Shares of Dollar General jumped nearly 5 percent in after-hours action Friday following word that high-profile investor Carl Icahn has snapped up more than 9 percent of the stock of rival Family Dollar. Icahn says he wants to talk about Family Dollar's operations and possible strategic alternatives, which got a lot of investors thinking (one more time) about a potential Dollar General acquisition of the company.
The Family Dollar board is open to conversations but there remain many reasons why Dollar General Chairman, President and CEO Rick Dreiling and his team would shy away from a big deal. Dreiling last week said Dollar General's performance is improving and Icahn has shown up at Family Dollar's door in large part because the company has yet to escape what local analyst Mark Montagna early this year called an "operational quagmire." We're betting the rumblings about a big buyout fade away only to resurface sometime this fall.
Healthways CEO Ben Leedle on Tuesday passed on to his employees word of the wellness company's ceasefire with activist investment fund North Tide Capital. Calling the deal to give North Tide three board seats a "positive outcome," he also took time to point out that he — a prime target of North Tide manager Conan Laughlin — and other senior executives will stay in their jobs.
In addition, Leedle described the Strategic Review Committee that will soon be formed as having the goal "to assure that the board and management remain aligned on the company strategy." That's an interesting — and, given Laughlin's calls for big changes, perhaps somewhat optimistic — spin on the language contained in the standstill agreement, which says "the purpose of the Strategic Review Committee shall be to review, evaluate and make recommendations to the Board regarding the Company's business strategy."
Here's a copy of Leedle's email:
North Tide Capital, the hedge fund taking aim at the Healthways board of directors, has updated its presentation to investors. The new version is beefed up with more questions about the company's investments in (and revenues from) initiatives such as MeYou Health, the Dean Ornish lifestyle management program and the Blue Zones partnership with Gallup. The new presentation — view it here and compare it to the old one here — strikes a tone that is softer at times but as strident as before in other places, especially in terms of the Healthways board's unconditional backing of CEO Ben Leedle and his strategies.
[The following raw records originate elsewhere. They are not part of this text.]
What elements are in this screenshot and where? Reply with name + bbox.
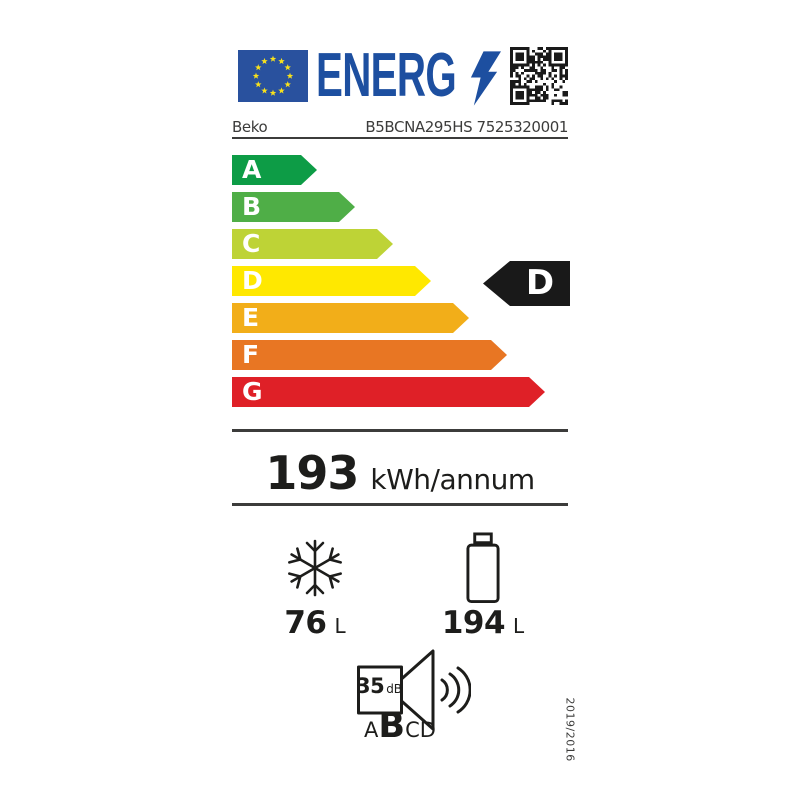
qr-code [510, 47, 568, 105]
energ-logo-text: ENERG [316, 41, 457, 110]
energ-logo: ENERG [316, 44, 531, 108]
grade-arrow: D [232, 266, 431, 296]
grade-letter: G [242, 377, 263, 406]
snowflake-icon [250, 533, 380, 603]
eu-flag-icon [238, 50, 308, 102]
grade-letter: C [242, 229, 261, 258]
noise-class-d: D [419, 718, 436, 742]
noise-value: 35 [355, 674, 385, 698]
rating-letter: D [525, 263, 555, 303]
fridge-volume-unit: L [513, 614, 525, 638]
bottle-icon [418, 532, 548, 604]
energy-consumption: 193 kWh/annum [230, 446, 570, 500]
separator-line [232, 503, 568, 506]
freezer-volume: 76 [284, 605, 327, 641]
grade-arrow: G [232, 377, 545, 407]
grade-letter: B [242, 192, 262, 221]
grade-arrow: C [232, 229, 393, 259]
grade-arrow: F [232, 340, 507, 370]
separator-line [232, 429, 568, 432]
grade-letter: F [242, 340, 260, 369]
lightning-bolt-icon [470, 51, 501, 106]
noise-class-c: C [405, 718, 420, 742]
grade-arrow: E [232, 303, 469, 333]
energy-label: ENERG Beko B5BCNA295HS 7525320001 A B C … [230, 44, 577, 763]
regulation-reference: 2019/2016 [563, 697, 577, 762]
grade-letter: D [242, 266, 263, 295]
brand-model-row: Beko B5BCNA295HS 7525320001 [232, 118, 568, 139]
model-number: B5BCNA295HS 7525320001 [365, 118, 568, 136]
brand-name: Beko [232, 118, 268, 136]
freezer-volume-unit: L [334, 614, 346, 638]
energy-value: 193 [265, 446, 359, 500]
speaker-icon: 35 dB [356, 648, 471, 733]
grade-letter: A [242, 155, 262, 184]
noise-class-b: B [378, 706, 406, 746]
grade-letter: E [242, 303, 260, 332]
noise-class-a: A [364, 718, 379, 742]
grade-arrow: B [232, 192, 355, 222]
fridge-compartment: 194 L [418, 532, 548, 641]
freezer-compartment: 76 L [250, 533, 380, 641]
fridge-volume: 194 [441, 605, 506, 641]
noise-unit: dB [386, 682, 403, 696]
grade-arrow: A [232, 155, 317, 185]
energy-unit: kWh/annum [370, 463, 535, 496]
noise-level: 35 dB [356, 674, 402, 698]
efficiency-scale: A B C D E F G [232, 155, 545, 414]
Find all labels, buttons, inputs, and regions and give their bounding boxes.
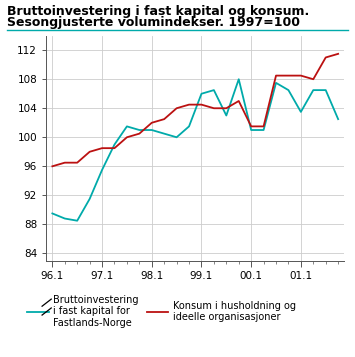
Bruttoinvestering
i fast kapital for
Fastlands-Norge — [249, 128, 253, 132]
Bruttoinvestering
i fast kapital for
Fastlands-Norge — [187, 124, 191, 129]
Konsum i husholdning og
ideelle organisasjoner — [162, 117, 166, 121]
Konsum i husholdning og
ideelle organisasjoner — [324, 55, 328, 60]
Bruttoinvestering
i fast kapital for
Fastlands-Norge — [150, 128, 154, 132]
Konsum i husholdning og
ideelle organisasjoner — [75, 161, 80, 165]
Line: Bruttoinvestering
i fast kapital for
Fastlands-Norge: Bruttoinvestering i fast kapital for Fas… — [53, 79, 338, 221]
Konsum i husholdning og
ideelle organisasjoner — [62, 161, 67, 165]
Konsum i husholdning og
ideelle organisasjoner — [87, 150, 92, 154]
Bruttoinvestering
i fast kapital for
Fastlands-Norge — [336, 117, 340, 121]
Konsum i husholdning og
ideelle organisasjoner — [261, 124, 266, 129]
Bruttoinvestering
i fast kapital for
Fastlands-Norge — [311, 88, 315, 92]
Bruttoinvestering
i fast kapital for
Fastlands-Norge — [261, 128, 266, 132]
Konsum i husholdning og
ideelle organisasjoner — [212, 106, 216, 110]
Bruttoinvestering
i fast kapital for
Fastlands-Norge — [112, 142, 116, 147]
Konsum i husholdning og
ideelle organisasjoner — [236, 99, 241, 103]
Konsum i husholdning og
ideelle organisasjoner — [299, 74, 303, 78]
Konsum i husholdning og
ideelle organisasjoner — [187, 102, 191, 107]
Bruttoinvestering
i fast kapital for
Fastlands-Norge — [224, 114, 229, 118]
Konsum i husholdning og
ideelle organisasjoner — [150, 121, 154, 125]
Konsum i husholdning og
ideelle organisasjoner — [200, 102, 204, 107]
Bruttoinvestering
i fast kapital for
Fastlands-Norge — [236, 77, 241, 81]
Bruttoinvestering
i fast kapital for
Fastlands-Norge — [100, 168, 104, 172]
Konsum i husholdning og
ideelle organisasjoner — [311, 77, 315, 81]
Text: Sesongjusterte volumindekser. 1997=100: Sesongjusterte volumindekser. 1997=100 — [7, 16, 300, 29]
Konsum i husholdning og
ideelle organisasjoner — [112, 146, 116, 150]
Konsum i husholdning og
ideelle organisasjoner — [336, 52, 340, 56]
Konsum i husholdning og
ideelle organisasjoner — [50, 164, 55, 169]
Line: Konsum i husholdning og
ideelle organisasjoner: Konsum i husholdning og ideelle organisa… — [53, 54, 338, 166]
Bruttoinvestering
i fast kapital for
Fastlands-Norge — [274, 81, 278, 85]
Konsum i husholdning og
ideelle organisasjoner — [249, 124, 253, 129]
Text: Bruttoinvestering i fast kapital og konsum.: Bruttoinvestering i fast kapital og kons… — [7, 5, 309, 18]
Bruttoinvestering
i fast kapital for
Fastlands-Norge — [299, 110, 303, 114]
Bruttoinvestering
i fast kapital for
Fastlands-Norge — [212, 88, 216, 92]
Bruttoinvestering
i fast kapital for
Fastlands-Norge — [62, 216, 67, 221]
Konsum i husholdning og
ideelle organisasjoner — [175, 106, 179, 110]
Bruttoinvestering
i fast kapital for
Fastlands-Norge — [75, 218, 80, 223]
Konsum i husholdning og
ideelle organisasjoner — [125, 135, 129, 140]
Bruttoinvestering
i fast kapital for
Fastlands-Norge — [125, 124, 129, 129]
Bruttoinvestering
i fast kapital for
Fastlands-Norge — [87, 197, 92, 201]
Konsum i husholdning og
ideelle organisasjoner — [100, 146, 104, 150]
Konsum i husholdning og
ideelle organisasjoner — [286, 74, 290, 78]
Bruttoinvestering
i fast kapital for
Fastlands-Norge — [286, 88, 290, 92]
Bruttoinvestering
i fast kapital for
Fastlands-Norge — [50, 211, 55, 216]
Bruttoinvestering
i fast kapital for
Fastlands-Norge — [175, 135, 179, 140]
Konsum i husholdning og
ideelle organisasjoner — [224, 106, 229, 110]
Legend: Bruttoinvestering
i fast kapital for
Fastlands-Norge, Konsum i husholdning og
id: Bruttoinvestering i fast kapital for Fas… — [27, 295, 296, 328]
Bruttoinvestering
i fast kapital for
Fastlands-Norge — [162, 131, 166, 136]
Konsum i husholdning og
ideelle organisasjoner — [137, 131, 141, 136]
Konsum i husholdning og
ideelle organisasjoner — [274, 74, 278, 78]
Bruttoinvestering
i fast kapital for
Fastlands-Norge — [137, 128, 141, 132]
Bruttoinvestering
i fast kapital for
Fastlands-Norge — [324, 88, 328, 92]
Bruttoinvestering
i fast kapital for
Fastlands-Norge — [200, 92, 204, 96]
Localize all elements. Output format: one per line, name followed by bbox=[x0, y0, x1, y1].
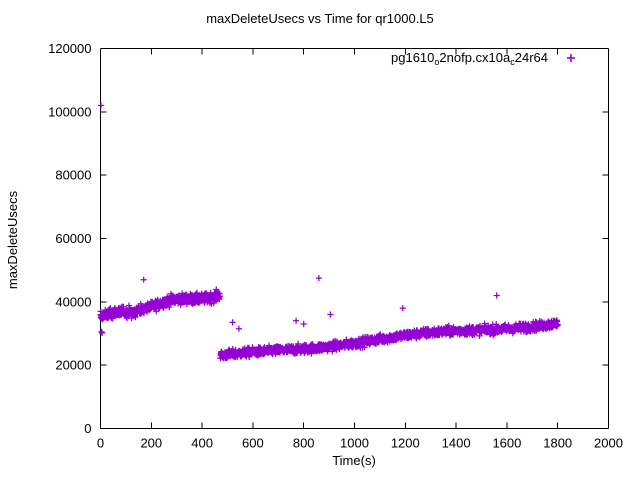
scatter-points bbox=[97, 102, 561, 362]
x-tick-label: 800 bbox=[293, 436, 315, 451]
x-tick-label: 400 bbox=[191, 436, 213, 451]
x-tick-label: 1000 bbox=[340, 436, 369, 451]
y-axis-title: maxDeleteUsecs bbox=[5, 190, 20, 289]
chart-legend: pg1610o2nofp.cx10ac24r64 bbox=[391, 50, 575, 67]
x-tick-label: 600 bbox=[242, 436, 264, 451]
x-tick-label: 1600 bbox=[492, 436, 521, 451]
chart-title: maxDeleteUsecs vs Time for qr1000.L5 bbox=[206, 11, 434, 26]
y-tick-label: 20000 bbox=[55, 358, 91, 373]
x-axis-ticks: 0 200 400 600 800 1000 1200 1400 1600 1800 2000 bbox=[97, 48, 623, 451]
x-tick-label: 2000 bbox=[594, 436, 623, 451]
data-points-layer bbox=[97, 102, 561, 362]
y-tick-label: 60000 bbox=[55, 231, 91, 246]
y-tick-label: 0 bbox=[84, 421, 91, 436]
y-tick-label: 100000 bbox=[48, 104, 91, 119]
y-tick-label: 80000 bbox=[55, 168, 91, 183]
x-tick-label: 1400 bbox=[442, 436, 471, 451]
legend-marker-plus-icon bbox=[567, 54, 575, 62]
plot-border bbox=[100, 48, 609, 429]
x-axis-title: Time(s) bbox=[332, 453, 376, 468]
y-tick-label: 120000 bbox=[48, 41, 91, 56]
x-tick-label: 0 bbox=[97, 436, 104, 451]
x-tick-label: 200 bbox=[140, 436, 162, 451]
x-tick-label: 1200 bbox=[391, 436, 420, 451]
legend-series-label: pg1610o2nofp.cx10ac24r64 bbox=[391, 50, 548, 67]
y-tick-label: 40000 bbox=[55, 294, 91, 309]
x-tick-label: 1800 bbox=[543, 436, 572, 451]
y-axis-ticks: 0 20000 40000 60000 80000 100000 120000 bbox=[48, 41, 609, 436]
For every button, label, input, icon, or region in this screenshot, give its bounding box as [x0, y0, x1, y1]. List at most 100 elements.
Some items that caught our eye:
• Addressing the company's insistence that its Silver Sneakers senior fitness program is a way to leverage costs across the company, North Tide manager Conan Laughlin says "Silver Sneakers funds a giant, money-losing science experiment."
• Tipping his hat to the board for disclosing that Healthways' international business posted a 2013 EBITDA of $3 million, Laughlin then turns around to say that means "the non-Silver Sneakers business loses more money than we had thought."
• North Tide quotes a note from Dougherty & Co. analyst Brooks O'Neil that thinks out loud about director candidate Mac Crawford becoming not just executive chairman if elected, but also filling the CEO seat now held by Leedle.
Delek US Holdings has a new 5 percent owner in the form of Point72 Asset Management, the firm formerly called SAC Capital and run by Steven Cohen, who late last year pleaded guilty to securities fraud. Point72 on Wednesday filed papers with the Securities and Exchange Commission saying it ended last week owning almost 3.7 million shares, or 6.2 percent, of Brentwood-based Delek. That was up from just 1.1 million on March 31 and makes Point72 the largest owner of Delek US (Ticker: DK) that is not affiliated with Israel-based Delek Group. (Not coincidentally, Delek Group last week sold more than 10 million Delek US shares.)
Chad McCurdy has been booking some nice paper gains of late on his and his Marlin Capital Partners' stakes in Diversicare Healthcare Services, but that didn't stop him last week from spending almost $500,000 to snap up another 78,000 shares for various personal accounts. Combined, McCurdy's direct and indirect professional and personal holdings now total 22.7 percent of Diversicare. Shares of the Brentwood-based company (Ticker: DVCR) are up more than 40 percent so far this year.
The investment banks handling the latest sale of Delek US Holdings shares by the Israeli holding company Delek Group drummed up enough investor interest to add another 1.4 million shares to the offering. That has pushed down Delek Group's stake in Brentwood-based Delek US — which was 30 percent last summer — to 7.5 percent. Shares of Delek US (Ticker: DK) recovered a bit Friday from earlier losses to close at $30.42. Year to date, they're down 11 percent.